"It seems longer," said Agnes, looking at him thoughtfully and wondering whether he had only invited her out there as a demonstration against Sybil for disparaging him to her mother.
"I don't feel a day older."
"You're changed. We were all of us saying that before you came into the drawing-room to-night. Your mother's rather worried about you, Eric."
He lighted a cigarette to shew the steadiness of hand and eyes.
"She needn't bother," he answered easily. "I'm carrying a good deal of sail—but I'm better than I've ever been. Agnes, I don't usually talk about what I'm only thinking of doing, but with you it's different.…"

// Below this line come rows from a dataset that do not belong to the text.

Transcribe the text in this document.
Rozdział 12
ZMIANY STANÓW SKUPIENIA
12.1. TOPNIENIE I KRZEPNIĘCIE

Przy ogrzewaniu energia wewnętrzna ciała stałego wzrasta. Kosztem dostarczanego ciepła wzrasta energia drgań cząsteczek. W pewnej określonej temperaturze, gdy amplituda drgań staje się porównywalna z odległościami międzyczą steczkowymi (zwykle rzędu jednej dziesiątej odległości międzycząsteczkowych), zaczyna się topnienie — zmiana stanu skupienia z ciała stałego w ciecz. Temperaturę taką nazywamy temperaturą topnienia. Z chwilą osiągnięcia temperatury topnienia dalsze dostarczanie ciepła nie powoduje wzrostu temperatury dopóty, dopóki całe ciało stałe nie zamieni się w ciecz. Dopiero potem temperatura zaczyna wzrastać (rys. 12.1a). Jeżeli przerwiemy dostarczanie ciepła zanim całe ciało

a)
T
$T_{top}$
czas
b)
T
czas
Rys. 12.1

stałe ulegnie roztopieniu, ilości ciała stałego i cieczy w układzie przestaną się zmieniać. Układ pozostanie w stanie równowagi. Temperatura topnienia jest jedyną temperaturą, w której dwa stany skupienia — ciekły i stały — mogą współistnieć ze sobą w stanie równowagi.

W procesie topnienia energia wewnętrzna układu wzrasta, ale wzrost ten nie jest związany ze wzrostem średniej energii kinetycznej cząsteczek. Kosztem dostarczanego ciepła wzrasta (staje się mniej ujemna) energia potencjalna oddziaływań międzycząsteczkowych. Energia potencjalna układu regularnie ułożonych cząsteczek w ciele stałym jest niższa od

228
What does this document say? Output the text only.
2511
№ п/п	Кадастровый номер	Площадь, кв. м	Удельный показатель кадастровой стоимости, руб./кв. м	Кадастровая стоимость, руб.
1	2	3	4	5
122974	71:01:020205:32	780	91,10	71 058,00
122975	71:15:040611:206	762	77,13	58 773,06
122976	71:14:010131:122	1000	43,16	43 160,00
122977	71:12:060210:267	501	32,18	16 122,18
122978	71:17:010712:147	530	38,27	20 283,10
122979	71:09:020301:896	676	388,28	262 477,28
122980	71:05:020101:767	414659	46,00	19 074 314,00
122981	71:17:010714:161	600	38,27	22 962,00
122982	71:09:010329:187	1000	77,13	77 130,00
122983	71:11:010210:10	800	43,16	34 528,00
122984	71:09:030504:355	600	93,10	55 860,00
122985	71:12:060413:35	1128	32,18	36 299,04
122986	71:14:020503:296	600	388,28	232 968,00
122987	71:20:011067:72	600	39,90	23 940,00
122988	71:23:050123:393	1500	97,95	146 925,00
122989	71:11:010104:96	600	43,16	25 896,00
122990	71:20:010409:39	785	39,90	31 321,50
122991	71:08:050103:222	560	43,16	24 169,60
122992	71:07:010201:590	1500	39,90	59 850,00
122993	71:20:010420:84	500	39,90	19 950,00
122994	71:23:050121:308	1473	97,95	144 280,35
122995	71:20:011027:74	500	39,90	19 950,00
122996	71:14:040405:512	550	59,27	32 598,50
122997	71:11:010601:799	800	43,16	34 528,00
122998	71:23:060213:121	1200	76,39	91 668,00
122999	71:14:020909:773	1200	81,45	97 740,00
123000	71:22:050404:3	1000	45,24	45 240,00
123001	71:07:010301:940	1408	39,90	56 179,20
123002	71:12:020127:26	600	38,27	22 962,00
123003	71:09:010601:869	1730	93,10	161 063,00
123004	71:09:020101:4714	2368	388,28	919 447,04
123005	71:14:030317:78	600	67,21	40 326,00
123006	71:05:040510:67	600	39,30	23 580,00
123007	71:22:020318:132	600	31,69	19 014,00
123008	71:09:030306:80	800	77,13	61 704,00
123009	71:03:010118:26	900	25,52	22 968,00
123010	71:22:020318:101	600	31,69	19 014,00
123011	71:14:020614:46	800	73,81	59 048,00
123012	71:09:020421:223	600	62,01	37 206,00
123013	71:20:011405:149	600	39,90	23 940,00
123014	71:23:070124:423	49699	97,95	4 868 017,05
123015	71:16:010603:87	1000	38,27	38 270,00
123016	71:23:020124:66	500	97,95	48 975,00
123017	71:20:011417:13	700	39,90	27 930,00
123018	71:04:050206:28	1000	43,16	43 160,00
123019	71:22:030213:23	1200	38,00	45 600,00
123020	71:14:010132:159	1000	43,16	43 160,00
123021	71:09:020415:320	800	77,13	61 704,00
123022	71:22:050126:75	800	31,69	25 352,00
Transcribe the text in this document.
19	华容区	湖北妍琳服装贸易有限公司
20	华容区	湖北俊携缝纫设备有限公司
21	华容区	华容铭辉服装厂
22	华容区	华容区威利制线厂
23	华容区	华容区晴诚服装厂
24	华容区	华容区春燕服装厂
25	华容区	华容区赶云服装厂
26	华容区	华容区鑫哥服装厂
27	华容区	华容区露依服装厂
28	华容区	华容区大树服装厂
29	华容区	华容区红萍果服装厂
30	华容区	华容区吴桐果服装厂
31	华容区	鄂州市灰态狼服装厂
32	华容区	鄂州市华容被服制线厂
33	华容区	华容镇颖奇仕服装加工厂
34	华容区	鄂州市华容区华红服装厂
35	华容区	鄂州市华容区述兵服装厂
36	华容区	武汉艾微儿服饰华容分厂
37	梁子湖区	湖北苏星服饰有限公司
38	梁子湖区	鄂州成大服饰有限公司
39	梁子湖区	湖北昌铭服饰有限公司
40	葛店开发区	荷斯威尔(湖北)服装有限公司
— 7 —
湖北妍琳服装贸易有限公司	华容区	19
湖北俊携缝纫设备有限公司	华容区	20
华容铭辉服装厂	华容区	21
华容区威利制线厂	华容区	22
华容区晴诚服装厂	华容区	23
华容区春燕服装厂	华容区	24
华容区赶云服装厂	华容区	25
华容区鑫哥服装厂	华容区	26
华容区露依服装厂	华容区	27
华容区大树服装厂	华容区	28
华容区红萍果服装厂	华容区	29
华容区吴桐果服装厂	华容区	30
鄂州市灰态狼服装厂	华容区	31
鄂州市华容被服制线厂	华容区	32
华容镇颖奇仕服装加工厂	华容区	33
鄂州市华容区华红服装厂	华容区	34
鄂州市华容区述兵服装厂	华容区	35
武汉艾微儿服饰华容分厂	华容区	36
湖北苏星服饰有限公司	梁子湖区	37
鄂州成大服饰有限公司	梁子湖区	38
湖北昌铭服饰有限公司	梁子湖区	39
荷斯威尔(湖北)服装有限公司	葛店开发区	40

He slipped her arm through his and walked up and down the gravel path describing his conception of a novel as it had revealed itself to him a week before when he was at an Albert Hall concert. His confidence flattered her into disregarding the egotism which made him remember her only when he wanted to talk about himself; she forgot the sensation that he had outgrown her as much as he had outgrown the paper-boat races on the mill-stream by their side. Once the night wind, blowing on to her unprotected shoulders, sent a shiver through her; but it was Eric who coughed, and she wondered whether he knew why Lady Lane always looked so anxiously at his sunken cheeks and starved body. She wondered, too, whether she would have cared for him so much if he had been robust and tranquil as Geoff.
The music had ended long before he had done talking; tentative cries of "Agnes!" passed unheeded, and she was only recalled to the present by the appearance of Colonel Waring in overcoat and soft hat half-way through the open window.
"Bed-time, Agnes," he called out, sniffing the night air. "If you've been giving that girl of mine a chill, Eric——"
"You're not cold, are you?" Eric asked her.
"Not very," she answered with a tired and rather disappointed smile.